When their prejudices are questioned, they often feel oftended and stereotype the questioner as intolerant and prejudiced. They rely on sweeping generalizations to support their beliefs. They resent being corrected, disagreed with, or criticized. They want to be re-enforced, flattered, and made to feel important. They want to be presented with a simple-minded, black-and-white, world. They have little or no understanding of nuances, fine distinctions, or subtle points.
They want to be told who is evil and who is good. They see themselves as good. They see their enemies as evil. They want all problems to admit to a simple solution and the solution to be one they are familiar with for example, punishing those who are evil by use of force and violence. Visual images are much more powerful in their minds than abstract language. They are overly impressed by authority, power, and celebrity. They are eminently ready to be directed and controlled, as long as those doing the controlling flatter them and lead them to believe that their views are correct and insightful.
The mass media are structured to appeal to such persons.

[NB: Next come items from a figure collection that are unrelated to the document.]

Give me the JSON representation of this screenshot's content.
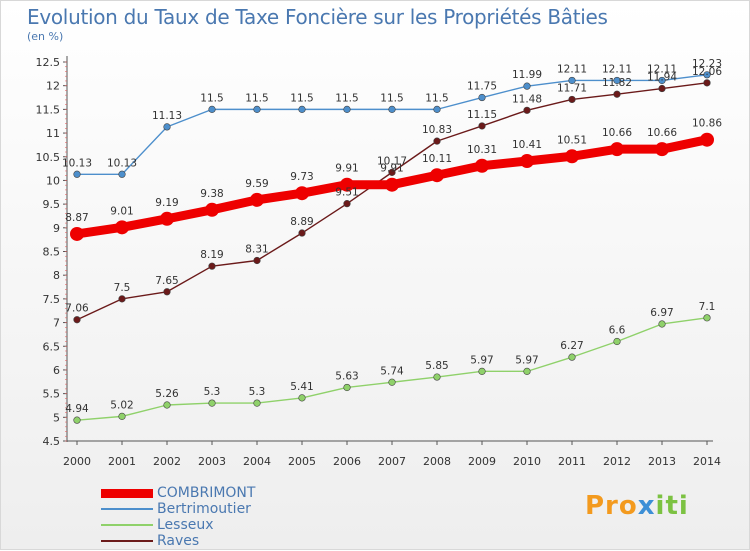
{
  "header": {
    "title": "Evolution du Taux de Taxe Foncière sur les Propriétés Bâties",
    "unit": "(en %)"
  },
  "logo": {
    "text": "Proxiti"
  },
  "chart_data": {
    "type": "line",
    "x": [
      2000,
      2001,
      2002,
      2003,
      2004,
      2005,
      2006,
      2007,
      2008,
      2009,
      2010,
      2011,
      2012,
      2013,
      2014
    ],
    "ylim": [
      4.5,
      12.5
    ],
    "yticks": [
      "4.5",
      "5",
      "5.5",
      "6",
      "6.5",
      "7",
      "7.5",
      "8",
      "8.5",
      "9",
      "9.5",
      "10",
      "10.5",
      "11",
      "11.5",
      "12",
      "12.5"
    ],
    "grid": false,
    "legend_position": "bottom-left",
    "series": [
      {
        "name": "COMBRIMONT",
        "color": "#ee0000",
        "values": [
          8.87,
          9.01,
          9.19,
          9.38,
          9.59,
          9.73,
          9.91,
          9.91,
          10.11,
          10.31,
          10.41,
          10.51,
          10.66,
          10.66,
          10.86
        ]
      },
      {
        "name": "Bertrimoutier",
        "color": "#4d8fcc",
        "values": [
          10.13,
          10.13,
          11.13,
          11.5,
          11.5,
          11.5,
          11.5,
          11.5,
          11.5,
          11.75,
          11.99,
          12.11,
          12.11,
          12.11,
          12.23
        ]
      },
      {
        "name": "Lesseux",
        "color": "#8fd16a",
        "values": [
          4.94,
          5.02,
          5.26,
          5.3,
          5.3,
          5.41,
          5.63,
          5.74,
          5.85,
          5.97,
          5.97,
          6.27,
          6.6,
          6.97,
          7.1
        ]
      },
      {
        "name": "Raves",
        "color": "#6b1a1a",
        "values": [
          7.06,
          7.5,
          7.65,
          8.19,
          8.31,
          8.89,
          9.51,
          10.17,
          10.83,
          11.15,
          11.48,
          11.71,
          11.82,
          11.94,
          12.06
        ]
      }
    ],
    "labels": {
      "COMBRIMONT": [
        "8.87",
        "9.01",
        "9.19",
        "9.38",
        "9.59",
        "9.73",
        "9.91",
        "9.91",
        "10.11",
        "10.31",
        "10.41",
        "10.51",
        "10.66",
        "10.66",
        "10.86"
      ],
      "Bertrimoutier": [
        "10.13",
        "10.13",
        "11.13",
        "11.5",
        "11.5",
        "11.5",
        "11.5",
        "11.5",
        "11.5",
        "11.75",
        "11.99",
        "12.11",
        "12.11",
        "12.11",
        "12.23"
      ],
      "Lesseux": [
        "4.94",
        "5.02",
        "5.26",
        "5.3",
        "5.3",
        "5.41",
        "5.63",
        "5.74",
        "5.85",
        "5.97",
        "5.97",
        "6.27",
        "6.6",
        "6.97",
        "7.1"
      ],
      "Raves": [
        "7.06",
        "7.5",
        "7.65",
        "8.19",
        "8.31",
        "8.89",
        "9.51",
        "10.17",
        "10.83",
        "11.15",
        "11.48",
        "11.71",
        "11.82",
        "11.94",
        "12.06"
      ]
    }
  }
}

Subtle and complex issues are reduced to simplistic formulas (Get tough on crime! Three strikes and youre out! Adult crime, adult time! You are either for us or against us!) Spin is everything; substance is irrelevant.
There is a much smaller group of people who are skilled in the art of manipulation and control. These people are shrewdly focused on pursuing their own interest without respect to how that pursuit affects others. Though they share many of the characteristics of uncritical thinkers, they have qualities that separate them from uncritical persons. They have greater command of the rhetoric of persuasion. They are more sophisticated, more verbal, and generally have greater status. On average, they have more schooling and achieve more success than uncritical persons. They typically acquire more power and occupy positions of authority. They are accustomed to playing the dominant role in relationships. They know how to use the established structure of power to advance their interests. Since they are fundamentally concerned, not with advancing rational values, but with getting what they want, they are careful to present themselves as sharing the values of those they manipulate.